News ID: 302859
Published: 0836 GMT May 08, 2021
German team to participate in new archeological excavations in Chehrabad Mine

More salt men may be discovered

More salt men may be discovered
dalahoo.com
The photo shows the first salt man which is kept in National Museum of Iran in Tehran.

Iranica Desk

The new season of archeological excavation in Chehrabad Mine, Zanjan Province, where salt men were discovered, will begin in October.

Abulfazl Aali, head of the Archeological Research Department of Zanjan Province’s Cultural Heritage, Tourism and Handicrafts Organization, told Iran Daily that this is the sixth season of excavation to be carried out in cooperation with the Archeological Department of the German University of Bochum and Bochum Mining Museum.

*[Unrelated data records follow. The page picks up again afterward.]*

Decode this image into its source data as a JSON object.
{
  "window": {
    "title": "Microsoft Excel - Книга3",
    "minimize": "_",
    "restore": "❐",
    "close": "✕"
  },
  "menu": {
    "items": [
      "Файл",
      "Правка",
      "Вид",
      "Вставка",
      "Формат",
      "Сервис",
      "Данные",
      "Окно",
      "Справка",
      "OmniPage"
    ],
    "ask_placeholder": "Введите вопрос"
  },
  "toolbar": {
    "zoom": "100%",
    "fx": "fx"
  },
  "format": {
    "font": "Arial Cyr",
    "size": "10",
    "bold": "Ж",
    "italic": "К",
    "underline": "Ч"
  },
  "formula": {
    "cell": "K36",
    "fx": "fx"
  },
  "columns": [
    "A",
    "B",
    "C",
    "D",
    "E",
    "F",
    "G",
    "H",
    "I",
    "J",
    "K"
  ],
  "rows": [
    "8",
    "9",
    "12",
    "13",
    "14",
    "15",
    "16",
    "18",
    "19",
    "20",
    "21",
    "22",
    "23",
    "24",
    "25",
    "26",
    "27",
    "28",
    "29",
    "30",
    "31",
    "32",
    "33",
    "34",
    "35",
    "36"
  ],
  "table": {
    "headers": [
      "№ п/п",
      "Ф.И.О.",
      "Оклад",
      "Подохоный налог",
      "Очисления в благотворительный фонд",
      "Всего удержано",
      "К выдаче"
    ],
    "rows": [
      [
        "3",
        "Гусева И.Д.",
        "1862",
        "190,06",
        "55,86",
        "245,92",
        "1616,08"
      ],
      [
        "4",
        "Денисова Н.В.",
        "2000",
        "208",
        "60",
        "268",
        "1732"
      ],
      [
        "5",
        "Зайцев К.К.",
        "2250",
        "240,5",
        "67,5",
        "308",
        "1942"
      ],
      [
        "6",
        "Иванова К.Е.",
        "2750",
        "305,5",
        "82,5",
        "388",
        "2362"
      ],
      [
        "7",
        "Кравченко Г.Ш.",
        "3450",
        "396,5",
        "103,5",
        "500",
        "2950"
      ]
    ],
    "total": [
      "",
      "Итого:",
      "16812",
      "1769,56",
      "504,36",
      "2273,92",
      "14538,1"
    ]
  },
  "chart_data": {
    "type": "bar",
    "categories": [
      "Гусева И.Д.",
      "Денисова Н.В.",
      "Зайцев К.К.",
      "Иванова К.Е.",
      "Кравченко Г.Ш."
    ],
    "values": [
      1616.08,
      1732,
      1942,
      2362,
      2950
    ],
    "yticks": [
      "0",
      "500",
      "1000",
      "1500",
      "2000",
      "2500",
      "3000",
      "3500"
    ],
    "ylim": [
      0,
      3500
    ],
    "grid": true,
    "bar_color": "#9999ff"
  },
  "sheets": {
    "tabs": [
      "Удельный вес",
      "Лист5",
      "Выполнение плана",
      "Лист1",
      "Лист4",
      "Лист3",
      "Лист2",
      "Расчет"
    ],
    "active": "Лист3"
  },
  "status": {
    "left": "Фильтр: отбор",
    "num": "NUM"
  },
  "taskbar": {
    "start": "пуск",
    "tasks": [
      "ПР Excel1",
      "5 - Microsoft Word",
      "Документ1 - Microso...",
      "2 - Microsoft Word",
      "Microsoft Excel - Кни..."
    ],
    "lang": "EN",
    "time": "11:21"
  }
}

This season, which is expected to last for two months, he noted, was to have been conducted in the current spring, but the outbreak of COVID-19 in the country prevented the start of its operations.

“We hope that the vaccination program will go well across the country by October. This will not only pave the way for the German team to enter Iran but also help us follow our excavation programs with ease,” he said.

Aali added that the project to study salt men has been one of the best and most successful archeological plans implemented in Zanjan Province during the past decade.

Aali said archeological studies in Chehrabad Mine began in 2004.

“Zanjan Province’s Cultural Heritage Organization carried out two excavation seasons to save the mine, because at that time mining activities were being undertaken there, thus we tried to prevent wider destruction,” he said.

Aali observed that the first salt man was accidentally found in 1993 while extracting salt; however, mining continued until the second and third salt men were discovered.

“The two mummies were dismembered because they were bulldozed out of the mine while the salt was being mined,” he added. “After that, during an operation conducted in 2004-2005, we tried to preserve part of the mine. We not only dug out several ancient tunnels used for extracting salt, but also found the fourth and fifth mummies. These two mummies, especially the fourth one, are among our perfectly preserved ones. An agreement on bilateral cooperation in Chehrabad Mine was signed with German Mining Museum based in Bochum in 2011.”

“Following that, we launched cooperation with the University of Bochum,” he said. “The sixth salt man was discovered in the same year in collaboration with the German group.”

Referring to the results of the previous five excavation seasons, he said mining was stopped in the region during the excavations. Carrying out archeological studies and revising works done previously are among measures undertaken during excavations.

“The fourth season of excavation was conducted in the mine in 2018-2019. We also carried out archeological studies on one of the areas located around the mine in the past year,” Aali noted.

“During the 10 years of cooperation with the German group, new information was collected regarding the manner, techniques and tools of mining during the Achaemenid and Sassanid eras,” he observed. “Old mining tools as well as textiles, leather and wood belonging to miners were found in the mine and transferred to Zanjan Museum.”

He noted that DNA extraction was performed on the salt men and studies have been conducted on their skin and body tissues to determine their roots and geographical origin.

 “According to our studies,” said Aali, “the oldest mummies date back to the Achaemenid Period, that is, over 2,500 years ago, and the others belong to the Sassanid Period, that is, over 1,700 years ago.

 “In the new season of excavations to be carried out at the beginning of autumn, we will try to collect more information on the mine, because in previous excavations we discovered a tunnel dating back to the Seljuk era. We want to know more about this period as well as the Achaemenid and Sassanid eras.”

He said a number of tunnels used for extracting salt were discovered in the mine, which are interconnected. The tunnels collapsed several times during Achaemenid and Sassanid eras, and after the Qajar era, with each collapse a number of miners were killed.

“Since the salt naturally embalmed all workers buried in the mine, their bodies have remained intact. Since Chehrabad is a large mine, more salt men are predicted to be discovered,” he concluded.